Left Upper Quadrant (LUQ) pain

The Grand Rounds presentation that week was in the form of a Clinical Pathological Conference (CPC), a medical tradition where a case is presented to an expert or panel of experts in front of an audience of clinicians. The presentation is usually done in the order the information became available during the patient’s hospital course and the experts ask questions, discuss what they think is going on and why, are given more data based on the questions they ask, and ultimately try to come to the diagnosis that was proved at surgery or autopsy. The discussion often covers a wide range of diagnostic and therapeutic options that need to be considered - but end up as discarded dead ends. The educational value can be considerable and medical students, interns and residents are expected to attend.
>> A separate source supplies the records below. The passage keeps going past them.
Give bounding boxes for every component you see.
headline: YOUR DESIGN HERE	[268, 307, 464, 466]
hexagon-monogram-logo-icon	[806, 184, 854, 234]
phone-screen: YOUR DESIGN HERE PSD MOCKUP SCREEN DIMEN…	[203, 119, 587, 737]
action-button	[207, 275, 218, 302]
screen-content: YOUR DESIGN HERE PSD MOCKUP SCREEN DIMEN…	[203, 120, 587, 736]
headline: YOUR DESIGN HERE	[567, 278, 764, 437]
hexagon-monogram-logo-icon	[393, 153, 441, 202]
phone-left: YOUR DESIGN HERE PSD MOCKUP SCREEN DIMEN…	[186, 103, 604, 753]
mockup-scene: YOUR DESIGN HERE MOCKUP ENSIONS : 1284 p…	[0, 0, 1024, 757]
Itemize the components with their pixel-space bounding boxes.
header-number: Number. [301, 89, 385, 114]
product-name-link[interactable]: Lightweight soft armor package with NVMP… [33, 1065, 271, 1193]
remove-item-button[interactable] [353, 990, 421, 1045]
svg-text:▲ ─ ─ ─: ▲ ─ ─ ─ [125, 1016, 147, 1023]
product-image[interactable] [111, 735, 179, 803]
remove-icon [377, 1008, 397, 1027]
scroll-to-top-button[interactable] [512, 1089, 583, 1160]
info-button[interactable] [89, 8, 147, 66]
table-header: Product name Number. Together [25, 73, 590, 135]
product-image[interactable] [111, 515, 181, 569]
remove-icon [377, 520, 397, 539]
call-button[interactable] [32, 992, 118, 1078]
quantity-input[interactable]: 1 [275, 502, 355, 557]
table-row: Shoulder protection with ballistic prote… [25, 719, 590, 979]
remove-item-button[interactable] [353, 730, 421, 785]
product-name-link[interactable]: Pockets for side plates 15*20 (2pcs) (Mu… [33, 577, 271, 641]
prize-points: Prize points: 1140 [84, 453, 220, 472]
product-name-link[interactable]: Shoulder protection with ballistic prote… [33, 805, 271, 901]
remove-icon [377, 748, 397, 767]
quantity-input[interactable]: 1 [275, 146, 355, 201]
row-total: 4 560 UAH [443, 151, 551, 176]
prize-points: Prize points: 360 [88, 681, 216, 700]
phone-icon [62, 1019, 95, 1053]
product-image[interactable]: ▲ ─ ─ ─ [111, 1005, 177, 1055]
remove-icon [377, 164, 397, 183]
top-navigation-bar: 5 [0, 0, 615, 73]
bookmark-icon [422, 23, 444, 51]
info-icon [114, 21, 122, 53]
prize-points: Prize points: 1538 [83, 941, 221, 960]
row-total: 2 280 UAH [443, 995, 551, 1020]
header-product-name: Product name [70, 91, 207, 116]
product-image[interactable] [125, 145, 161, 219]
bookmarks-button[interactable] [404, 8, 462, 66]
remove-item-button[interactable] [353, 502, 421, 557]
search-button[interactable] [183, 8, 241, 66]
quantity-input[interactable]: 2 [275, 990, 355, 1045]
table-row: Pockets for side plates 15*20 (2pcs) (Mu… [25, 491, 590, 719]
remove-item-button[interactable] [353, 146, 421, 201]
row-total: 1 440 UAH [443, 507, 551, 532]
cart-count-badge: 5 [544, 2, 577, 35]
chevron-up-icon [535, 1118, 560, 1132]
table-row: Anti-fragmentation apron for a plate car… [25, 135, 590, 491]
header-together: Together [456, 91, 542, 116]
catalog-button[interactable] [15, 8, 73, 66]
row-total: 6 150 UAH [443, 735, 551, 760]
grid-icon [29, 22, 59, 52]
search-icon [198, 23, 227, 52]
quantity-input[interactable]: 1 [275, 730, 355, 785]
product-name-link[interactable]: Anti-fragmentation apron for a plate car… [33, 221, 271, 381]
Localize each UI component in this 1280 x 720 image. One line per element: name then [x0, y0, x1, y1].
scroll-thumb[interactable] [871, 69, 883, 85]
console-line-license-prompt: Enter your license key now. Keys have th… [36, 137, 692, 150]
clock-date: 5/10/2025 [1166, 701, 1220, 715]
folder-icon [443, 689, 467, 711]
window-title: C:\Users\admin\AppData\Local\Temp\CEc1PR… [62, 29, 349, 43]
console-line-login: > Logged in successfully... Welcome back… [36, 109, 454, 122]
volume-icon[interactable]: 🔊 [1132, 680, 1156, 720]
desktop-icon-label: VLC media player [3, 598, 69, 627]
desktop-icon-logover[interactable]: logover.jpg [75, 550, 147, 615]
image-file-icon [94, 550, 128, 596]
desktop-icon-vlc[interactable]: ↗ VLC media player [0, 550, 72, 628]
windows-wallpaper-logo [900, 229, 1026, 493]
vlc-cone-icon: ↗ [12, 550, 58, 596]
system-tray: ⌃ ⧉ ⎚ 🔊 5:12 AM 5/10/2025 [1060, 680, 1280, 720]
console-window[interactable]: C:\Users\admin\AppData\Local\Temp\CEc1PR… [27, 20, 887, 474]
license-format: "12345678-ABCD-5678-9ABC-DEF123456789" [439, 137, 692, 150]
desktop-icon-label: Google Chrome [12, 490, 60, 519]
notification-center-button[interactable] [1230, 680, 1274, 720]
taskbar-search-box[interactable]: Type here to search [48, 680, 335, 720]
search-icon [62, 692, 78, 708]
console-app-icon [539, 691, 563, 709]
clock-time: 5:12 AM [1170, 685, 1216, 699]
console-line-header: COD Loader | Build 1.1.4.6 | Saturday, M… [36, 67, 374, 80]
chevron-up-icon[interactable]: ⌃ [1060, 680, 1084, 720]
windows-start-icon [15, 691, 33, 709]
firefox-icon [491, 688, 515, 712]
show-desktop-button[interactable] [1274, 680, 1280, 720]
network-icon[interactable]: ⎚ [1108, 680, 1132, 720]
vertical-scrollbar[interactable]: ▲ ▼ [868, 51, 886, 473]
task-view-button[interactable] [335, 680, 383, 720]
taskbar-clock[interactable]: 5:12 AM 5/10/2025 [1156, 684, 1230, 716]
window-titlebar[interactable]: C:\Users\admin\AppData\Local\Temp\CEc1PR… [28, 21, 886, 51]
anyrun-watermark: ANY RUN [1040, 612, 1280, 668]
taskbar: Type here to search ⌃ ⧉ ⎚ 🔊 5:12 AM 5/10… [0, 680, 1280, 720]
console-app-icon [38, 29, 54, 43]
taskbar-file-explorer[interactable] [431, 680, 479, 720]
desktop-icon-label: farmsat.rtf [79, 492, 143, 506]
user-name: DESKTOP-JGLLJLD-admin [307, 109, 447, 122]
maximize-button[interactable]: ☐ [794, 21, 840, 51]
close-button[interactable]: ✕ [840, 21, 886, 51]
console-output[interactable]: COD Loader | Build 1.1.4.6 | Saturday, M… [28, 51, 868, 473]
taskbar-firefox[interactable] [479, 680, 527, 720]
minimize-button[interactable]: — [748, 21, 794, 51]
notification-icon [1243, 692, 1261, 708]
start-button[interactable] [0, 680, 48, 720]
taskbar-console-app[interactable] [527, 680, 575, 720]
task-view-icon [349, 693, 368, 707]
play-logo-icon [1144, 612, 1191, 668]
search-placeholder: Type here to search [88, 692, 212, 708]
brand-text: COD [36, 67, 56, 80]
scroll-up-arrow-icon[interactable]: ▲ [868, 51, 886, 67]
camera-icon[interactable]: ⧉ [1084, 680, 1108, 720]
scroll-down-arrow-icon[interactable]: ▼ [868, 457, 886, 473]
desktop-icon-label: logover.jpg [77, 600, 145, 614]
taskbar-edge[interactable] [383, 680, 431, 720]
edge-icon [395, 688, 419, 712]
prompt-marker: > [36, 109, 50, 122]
The case presentation is often begun by reading the note from the first clinician to see the patient, often a very junior clinician, and this time a third year medical student. The note described a very complex elderly patient presenting to the emergency department with severe pain in the left upper quadrant (LUQ) of the abdomen. The third year student’s admission note suggested a ruptured artery in the spleen as the cause of his pain. Abdominal pain is the reason for 1 out of every 20 adult ED visits and is a common topic of conferences because the diagnostic possibilities are so varied in scope and outcomes. Splenic artery aneurysm is incredibly rare.

(It is also important to note that this occurred in the era before CT and MRI, when history and exam and the natural history of the process were key diagnostic tools even in the ED.)

During a very erudite discussion of the differential diagnosis many entities were mentioned: colon tumor, adnexal abscess, LLL pneumonia with empyema, porphyria, renal tumor, renal obstruction from ureteral tumor, adrenal tumor, metastatic disease, endometriosis, pancreatitis, appendicitis or cholecystitis with situs inversus, rib disease, polycystic kidney disease, ruptured ovarian cyst or abscess, leukemia or other malignant causes of splenomegaly, constipation, pyelonephritis, IBS, functional, perforated ulcer, pancreatic pseudocyst, splenic infarct with sickle crisis, gastric carcinoma, ischemic colitis, ectopic pregnancy, sub-phrenic abscess, Tietze’s syndrome, shingles, HSP, cardiac disease. For each of these, the experts explained the clues for and against and how to establish or exclude them as the diagnosis.

This particular patient was being presented because he died without a diagnosis. At autopsy he was found to have had a splenic artery aneurysm (from syphilis) that had ruptured, causing him to bleed to death. None of the expert discussants had felt that a splenic artery aneurysm had been his diagnosis.

Noting that the third year student had suggested the correct diagnosis, the moderator had him paged. “Let’s see what led him to suggest such a rare problem.” When he arrived, he was asked what the clue was. 


His answer did nothing for his reputation as a clinician: “What else causes LUQ pain?”